I too am a mom...a new mom....my little girl is not even 8 months, I quit because I didn't want to be battling the bottle in front of her while she grows up....and if I don't quit, I will always be sick from this disease. They say you need to quit for yourself, but.....if you can't quit for yourself right now, then maybe your child. That's what I did. At first I got sober for my daughter, now, after 30 days (yeah for me!)......as the fog is clearing, I am definately doing sobriety for ME.
Please make sure you take care of yourself and go see someone right away.
Tay.

Thanks Tay! That helps a lot! My husband knows I drink and I'm sure he thinks it's excessive sometimes. BUT... he drinks too (not like me). He just doesn't realize that I'm drinking ALL DAY LONG! Your advice helps a lot.

I have a Dr's appt for Thursday.
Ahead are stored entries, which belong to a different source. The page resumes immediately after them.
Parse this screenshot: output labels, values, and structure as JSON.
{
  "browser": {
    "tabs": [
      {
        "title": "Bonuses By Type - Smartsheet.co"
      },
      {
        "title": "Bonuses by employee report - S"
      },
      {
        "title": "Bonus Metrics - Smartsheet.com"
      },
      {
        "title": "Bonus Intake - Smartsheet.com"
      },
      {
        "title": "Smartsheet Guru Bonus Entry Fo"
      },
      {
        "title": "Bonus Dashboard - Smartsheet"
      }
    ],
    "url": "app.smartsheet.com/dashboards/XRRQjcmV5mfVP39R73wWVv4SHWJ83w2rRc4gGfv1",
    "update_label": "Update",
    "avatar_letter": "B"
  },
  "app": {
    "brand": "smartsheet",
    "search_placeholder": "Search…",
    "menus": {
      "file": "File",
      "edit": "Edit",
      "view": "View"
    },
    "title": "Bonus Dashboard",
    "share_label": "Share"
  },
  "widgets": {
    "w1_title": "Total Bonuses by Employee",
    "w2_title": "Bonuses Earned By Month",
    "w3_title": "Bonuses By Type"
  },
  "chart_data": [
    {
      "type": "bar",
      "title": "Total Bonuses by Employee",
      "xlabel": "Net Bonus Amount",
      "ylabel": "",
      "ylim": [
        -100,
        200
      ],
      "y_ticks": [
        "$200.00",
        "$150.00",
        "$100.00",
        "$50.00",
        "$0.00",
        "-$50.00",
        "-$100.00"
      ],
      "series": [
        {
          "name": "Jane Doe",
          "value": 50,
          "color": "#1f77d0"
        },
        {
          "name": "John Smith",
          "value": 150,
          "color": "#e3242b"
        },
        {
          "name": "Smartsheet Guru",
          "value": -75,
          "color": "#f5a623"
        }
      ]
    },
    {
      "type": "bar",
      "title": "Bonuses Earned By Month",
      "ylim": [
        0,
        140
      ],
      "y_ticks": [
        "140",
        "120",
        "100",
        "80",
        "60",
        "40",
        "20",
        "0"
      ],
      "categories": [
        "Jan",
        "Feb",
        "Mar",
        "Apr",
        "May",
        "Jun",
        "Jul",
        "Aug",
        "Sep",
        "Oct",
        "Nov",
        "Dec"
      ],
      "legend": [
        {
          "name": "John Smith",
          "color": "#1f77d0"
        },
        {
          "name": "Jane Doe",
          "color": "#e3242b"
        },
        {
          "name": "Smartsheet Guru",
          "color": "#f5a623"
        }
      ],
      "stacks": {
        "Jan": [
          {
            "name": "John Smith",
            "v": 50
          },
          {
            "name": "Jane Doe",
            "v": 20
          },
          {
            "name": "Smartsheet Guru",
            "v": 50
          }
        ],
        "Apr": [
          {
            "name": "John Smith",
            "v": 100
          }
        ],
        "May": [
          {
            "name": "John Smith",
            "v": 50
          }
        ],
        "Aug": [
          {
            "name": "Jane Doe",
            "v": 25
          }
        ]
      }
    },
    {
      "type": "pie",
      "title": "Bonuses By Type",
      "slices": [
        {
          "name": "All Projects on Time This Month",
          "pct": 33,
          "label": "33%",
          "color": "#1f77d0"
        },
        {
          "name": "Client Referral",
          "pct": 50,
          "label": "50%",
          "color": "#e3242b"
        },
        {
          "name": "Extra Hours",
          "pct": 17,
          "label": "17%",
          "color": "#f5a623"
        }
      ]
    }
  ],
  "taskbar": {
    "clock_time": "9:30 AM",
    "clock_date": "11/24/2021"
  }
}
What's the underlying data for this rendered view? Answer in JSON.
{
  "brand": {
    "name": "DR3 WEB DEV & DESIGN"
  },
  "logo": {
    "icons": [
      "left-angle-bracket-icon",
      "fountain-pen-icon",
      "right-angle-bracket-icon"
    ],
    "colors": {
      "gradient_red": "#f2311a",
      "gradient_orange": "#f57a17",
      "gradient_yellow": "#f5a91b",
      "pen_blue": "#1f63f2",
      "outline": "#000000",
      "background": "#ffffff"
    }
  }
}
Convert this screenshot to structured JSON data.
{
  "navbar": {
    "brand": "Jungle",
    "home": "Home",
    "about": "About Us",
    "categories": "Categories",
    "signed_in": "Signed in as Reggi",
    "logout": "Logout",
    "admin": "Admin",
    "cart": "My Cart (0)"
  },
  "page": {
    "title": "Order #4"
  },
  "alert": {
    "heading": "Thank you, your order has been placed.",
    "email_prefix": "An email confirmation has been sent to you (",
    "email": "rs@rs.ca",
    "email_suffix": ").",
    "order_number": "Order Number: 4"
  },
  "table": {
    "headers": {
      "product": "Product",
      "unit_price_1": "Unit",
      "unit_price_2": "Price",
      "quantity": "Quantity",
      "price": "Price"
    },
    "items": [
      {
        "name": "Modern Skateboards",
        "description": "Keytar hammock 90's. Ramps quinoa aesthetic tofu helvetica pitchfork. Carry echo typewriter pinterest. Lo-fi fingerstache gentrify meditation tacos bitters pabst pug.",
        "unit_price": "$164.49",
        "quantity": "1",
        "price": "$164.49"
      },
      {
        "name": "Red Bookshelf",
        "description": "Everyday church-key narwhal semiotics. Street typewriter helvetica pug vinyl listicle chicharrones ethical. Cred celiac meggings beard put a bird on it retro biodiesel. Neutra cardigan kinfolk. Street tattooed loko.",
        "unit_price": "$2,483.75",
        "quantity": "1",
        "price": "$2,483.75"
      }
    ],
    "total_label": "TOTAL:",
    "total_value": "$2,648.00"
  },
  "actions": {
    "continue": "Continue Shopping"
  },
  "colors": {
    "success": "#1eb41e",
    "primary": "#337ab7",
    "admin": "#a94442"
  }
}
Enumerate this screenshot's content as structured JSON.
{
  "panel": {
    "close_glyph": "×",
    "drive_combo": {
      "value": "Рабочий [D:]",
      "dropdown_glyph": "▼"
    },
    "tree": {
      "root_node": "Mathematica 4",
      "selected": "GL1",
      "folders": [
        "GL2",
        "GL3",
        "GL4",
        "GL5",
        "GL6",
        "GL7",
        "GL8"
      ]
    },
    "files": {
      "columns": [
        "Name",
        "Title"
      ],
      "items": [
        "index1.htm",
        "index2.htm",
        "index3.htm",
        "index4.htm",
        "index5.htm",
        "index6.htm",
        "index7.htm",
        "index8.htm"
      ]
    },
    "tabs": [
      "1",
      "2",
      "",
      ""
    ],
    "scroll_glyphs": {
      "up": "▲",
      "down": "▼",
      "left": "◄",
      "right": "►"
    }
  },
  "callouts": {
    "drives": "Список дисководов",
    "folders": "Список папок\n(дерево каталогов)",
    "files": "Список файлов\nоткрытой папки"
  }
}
I just hope I won't have cold feet when I get there. The ER is not an option for me now. I want to be as discreet as possible. Someone mentioned that the black stools could be a symptom of a lot of red wine which I've been drinking (unusually, normally I drink Vodka) the last few days. I've also been taking Iron so I'm hoping that's what it's from. Do I sound like I'm in denial yet?

Really, I'm not. I know this is a serious problem, I'm just scared to take the first steps....

GreenTea 02-26-2008 04:04 PM

Be *honest* when you talk to the doctor...


...Do I sound like I'm in denial yet? ... Really, I'm not...
But then, if you were, you *would* say that... right?

I was terrified to take the first steps. It took me years and lots of consequences before I would admit my denial, or even consider that yeah, maybe I *was* in denial... By the time I finally did, I didn't even care about it anymore. At that point, it wasn't so much fear of "am I an alcoholic?" -- it was fear of giving up my beer and what life would be like without it.

Insanity, protecting that "right to drink".


...I want to be as discreet as possible...
It won't be very discreet if you collapse, now will it?

Its good that you've got an appointment set up!